The council says arts and culture make society a better place to be, which underlines the critical need for arts and business to meet and develop mutually beneficial partnerships.
Successful business arts partnerships have long been forged at a corporate level, nationally, but have been under-developed at a local level.
The head of communications, business development and planning at Stonnington, Paul Cherednichenko explains that this is partly due to a lack of the negotiating skills and other resources that are required to build suitable partnerships – skills and resources that are found within the marketing departments of major companies.
Cherednichenko says Stonnington saw this as an opportunity to take on the role of facilitator, bring the arts and business communities together and foster mutually rewarding partnerships that could benefit society.
Stonnington went to the Australia Business Arts Foundation (AbaF) and adapted its template for successful partnerships.
Winsome McCaughey, executive director AbaF, spoke at a business seminar and sparked an interest that has developed into solid links between business and the arts in Stonnington. By using the partnership between KPMG and Melbourne Symphony as a successful case study, McCaughey demonstrated how arts and business have formed mutually beneficial alliances.
First, Stonnington hosted a round-table discussion, attended by cultural development specialists from all over Melbourne.

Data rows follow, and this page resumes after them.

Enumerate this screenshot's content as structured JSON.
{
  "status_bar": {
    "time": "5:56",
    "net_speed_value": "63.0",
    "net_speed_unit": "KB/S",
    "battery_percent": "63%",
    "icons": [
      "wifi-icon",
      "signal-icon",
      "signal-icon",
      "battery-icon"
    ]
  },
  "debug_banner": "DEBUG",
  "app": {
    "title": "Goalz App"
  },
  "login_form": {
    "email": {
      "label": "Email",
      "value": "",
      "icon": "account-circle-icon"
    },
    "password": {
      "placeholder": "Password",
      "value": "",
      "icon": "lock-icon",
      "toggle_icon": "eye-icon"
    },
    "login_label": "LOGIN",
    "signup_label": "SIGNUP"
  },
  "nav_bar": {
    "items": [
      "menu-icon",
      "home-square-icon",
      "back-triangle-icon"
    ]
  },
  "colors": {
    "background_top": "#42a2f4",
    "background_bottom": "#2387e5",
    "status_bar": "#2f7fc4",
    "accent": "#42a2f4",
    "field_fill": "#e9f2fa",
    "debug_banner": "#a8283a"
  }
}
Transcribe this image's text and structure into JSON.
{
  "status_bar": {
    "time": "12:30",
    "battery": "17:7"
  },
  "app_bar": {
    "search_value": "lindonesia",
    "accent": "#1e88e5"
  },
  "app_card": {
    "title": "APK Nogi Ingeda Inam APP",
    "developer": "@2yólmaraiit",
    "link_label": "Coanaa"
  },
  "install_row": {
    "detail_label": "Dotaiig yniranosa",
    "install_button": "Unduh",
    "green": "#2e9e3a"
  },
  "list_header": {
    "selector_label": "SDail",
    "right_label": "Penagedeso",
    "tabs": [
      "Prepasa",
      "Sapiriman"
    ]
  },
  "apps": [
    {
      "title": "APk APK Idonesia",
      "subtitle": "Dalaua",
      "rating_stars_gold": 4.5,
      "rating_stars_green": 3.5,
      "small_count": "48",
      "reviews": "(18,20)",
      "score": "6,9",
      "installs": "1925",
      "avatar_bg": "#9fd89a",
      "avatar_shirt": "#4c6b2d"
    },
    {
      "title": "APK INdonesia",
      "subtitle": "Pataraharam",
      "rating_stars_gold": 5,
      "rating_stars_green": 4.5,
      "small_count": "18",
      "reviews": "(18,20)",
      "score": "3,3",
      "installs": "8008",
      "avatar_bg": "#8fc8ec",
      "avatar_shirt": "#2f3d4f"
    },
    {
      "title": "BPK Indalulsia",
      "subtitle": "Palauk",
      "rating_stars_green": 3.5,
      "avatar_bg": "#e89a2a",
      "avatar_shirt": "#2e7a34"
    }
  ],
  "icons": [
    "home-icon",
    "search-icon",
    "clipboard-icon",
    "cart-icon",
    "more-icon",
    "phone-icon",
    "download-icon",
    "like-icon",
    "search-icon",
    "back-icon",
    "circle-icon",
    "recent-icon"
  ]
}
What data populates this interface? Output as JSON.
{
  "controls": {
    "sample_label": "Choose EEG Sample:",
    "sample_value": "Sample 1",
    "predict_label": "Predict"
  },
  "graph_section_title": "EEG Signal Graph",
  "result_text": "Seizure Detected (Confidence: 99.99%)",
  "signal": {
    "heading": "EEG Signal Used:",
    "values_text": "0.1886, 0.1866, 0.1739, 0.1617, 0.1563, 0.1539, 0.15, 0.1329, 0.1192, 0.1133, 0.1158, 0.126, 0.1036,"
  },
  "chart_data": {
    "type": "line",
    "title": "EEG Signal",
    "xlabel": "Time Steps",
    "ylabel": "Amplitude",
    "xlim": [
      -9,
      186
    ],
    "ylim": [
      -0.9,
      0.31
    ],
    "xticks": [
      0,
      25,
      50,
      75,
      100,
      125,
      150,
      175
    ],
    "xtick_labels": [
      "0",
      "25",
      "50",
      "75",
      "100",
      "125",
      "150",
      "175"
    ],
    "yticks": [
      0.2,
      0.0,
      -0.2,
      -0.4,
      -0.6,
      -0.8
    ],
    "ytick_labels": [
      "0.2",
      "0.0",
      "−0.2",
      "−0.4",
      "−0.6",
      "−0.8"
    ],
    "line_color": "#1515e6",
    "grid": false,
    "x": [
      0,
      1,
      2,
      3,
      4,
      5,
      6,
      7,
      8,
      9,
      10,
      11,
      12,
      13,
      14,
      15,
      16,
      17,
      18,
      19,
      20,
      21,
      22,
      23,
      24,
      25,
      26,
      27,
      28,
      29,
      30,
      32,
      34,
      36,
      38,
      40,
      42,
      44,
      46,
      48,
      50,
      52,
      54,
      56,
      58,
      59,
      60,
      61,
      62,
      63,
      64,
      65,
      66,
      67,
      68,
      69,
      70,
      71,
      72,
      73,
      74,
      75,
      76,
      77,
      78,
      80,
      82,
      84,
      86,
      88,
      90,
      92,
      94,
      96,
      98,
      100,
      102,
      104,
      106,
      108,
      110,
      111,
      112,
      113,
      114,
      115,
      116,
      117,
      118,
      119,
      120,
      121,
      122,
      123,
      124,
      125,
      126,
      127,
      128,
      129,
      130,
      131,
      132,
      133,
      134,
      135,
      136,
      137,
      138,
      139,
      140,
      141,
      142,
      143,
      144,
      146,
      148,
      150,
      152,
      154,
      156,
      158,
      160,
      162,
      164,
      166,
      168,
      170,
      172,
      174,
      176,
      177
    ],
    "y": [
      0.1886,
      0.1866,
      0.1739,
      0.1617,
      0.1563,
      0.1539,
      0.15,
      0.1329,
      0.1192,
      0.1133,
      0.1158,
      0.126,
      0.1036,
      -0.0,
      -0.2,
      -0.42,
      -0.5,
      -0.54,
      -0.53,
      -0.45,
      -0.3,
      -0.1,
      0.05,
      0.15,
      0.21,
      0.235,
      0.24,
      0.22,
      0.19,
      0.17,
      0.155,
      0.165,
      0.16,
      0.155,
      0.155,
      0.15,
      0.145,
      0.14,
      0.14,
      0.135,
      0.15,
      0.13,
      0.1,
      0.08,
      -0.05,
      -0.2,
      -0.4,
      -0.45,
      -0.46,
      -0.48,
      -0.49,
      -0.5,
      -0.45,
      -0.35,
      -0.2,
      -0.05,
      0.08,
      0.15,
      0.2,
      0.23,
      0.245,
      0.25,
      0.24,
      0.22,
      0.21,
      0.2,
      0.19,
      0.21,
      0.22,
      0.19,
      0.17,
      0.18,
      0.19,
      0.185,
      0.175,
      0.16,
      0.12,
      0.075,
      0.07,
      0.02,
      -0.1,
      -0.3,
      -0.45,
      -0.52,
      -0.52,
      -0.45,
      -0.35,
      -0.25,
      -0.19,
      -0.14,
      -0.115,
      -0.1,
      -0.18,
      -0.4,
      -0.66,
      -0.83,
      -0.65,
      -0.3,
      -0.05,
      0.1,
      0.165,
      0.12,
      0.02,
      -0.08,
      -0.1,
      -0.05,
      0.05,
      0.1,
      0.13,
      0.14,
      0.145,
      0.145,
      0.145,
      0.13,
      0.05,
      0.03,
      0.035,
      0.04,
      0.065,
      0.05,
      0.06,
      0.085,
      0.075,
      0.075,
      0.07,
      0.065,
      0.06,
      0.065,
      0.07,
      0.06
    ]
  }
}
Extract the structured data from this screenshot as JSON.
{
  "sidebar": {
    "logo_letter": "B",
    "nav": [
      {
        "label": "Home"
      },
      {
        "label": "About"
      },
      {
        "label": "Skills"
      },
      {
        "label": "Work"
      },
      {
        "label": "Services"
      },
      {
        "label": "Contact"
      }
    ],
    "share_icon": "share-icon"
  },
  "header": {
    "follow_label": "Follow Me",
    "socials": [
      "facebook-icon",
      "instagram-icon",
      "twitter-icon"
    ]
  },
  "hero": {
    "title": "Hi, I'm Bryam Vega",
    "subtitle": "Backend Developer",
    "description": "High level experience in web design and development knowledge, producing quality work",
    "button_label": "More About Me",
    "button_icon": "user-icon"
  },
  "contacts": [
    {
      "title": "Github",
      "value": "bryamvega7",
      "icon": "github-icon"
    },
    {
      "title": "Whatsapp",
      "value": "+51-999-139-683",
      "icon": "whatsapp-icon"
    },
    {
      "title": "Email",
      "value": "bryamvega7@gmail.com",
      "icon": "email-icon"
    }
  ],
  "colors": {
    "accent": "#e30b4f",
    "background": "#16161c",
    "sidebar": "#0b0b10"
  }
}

Next, the council invited the local business and arts communities to get involved with the program and, drawing on the AbaF model, facilitated separate discussion groups for the two communities.
The groups were coached and given feedback about the areas of expertise that they lacked. The business group was more productive when the session tuned into a boardroom-style format with each participant taking a turn in the chair. The ideas were enhanced as each member of the group added to the ideas already tabled.
The arts group took a different approach. A common thread running through the group revealed that the majority did not have a business plan and therefore were unsure of what assets they possessed and what they could bring to a partnership. They responded better to role-playing and grew to understand the strength of their businesses when they were asked to act out a scenario in which they each presented a partnership case to a hypothetical business partner.
After the workshops, a round table discussion dinner was held for the members of both groups to meet and discuss relationships.
Cherednichenko says the result was a successful model has been established with a firm platform in place for future sponsorship programs
Relationships developed between:
> Readings and Stonnington Symphony
> Worrells Motors and Malvern Artists Society
> Toorak milliner, Paris Kyne and Polyglot Puppet Theatre
> Toorak Village Traders Association and Sculpture Festival.
He says the benefits were numerous and each partnership brought real value such as new customers, a different perspective, specialist skills and positive media coverage.
In addition to Stonnington providing the guidance, locations and skilled executives to manage the program it also applied the partnership principals to its own operations by refurbishing its customer service area at the Malvern Town Hall to create an exhibition space for show casing local artists.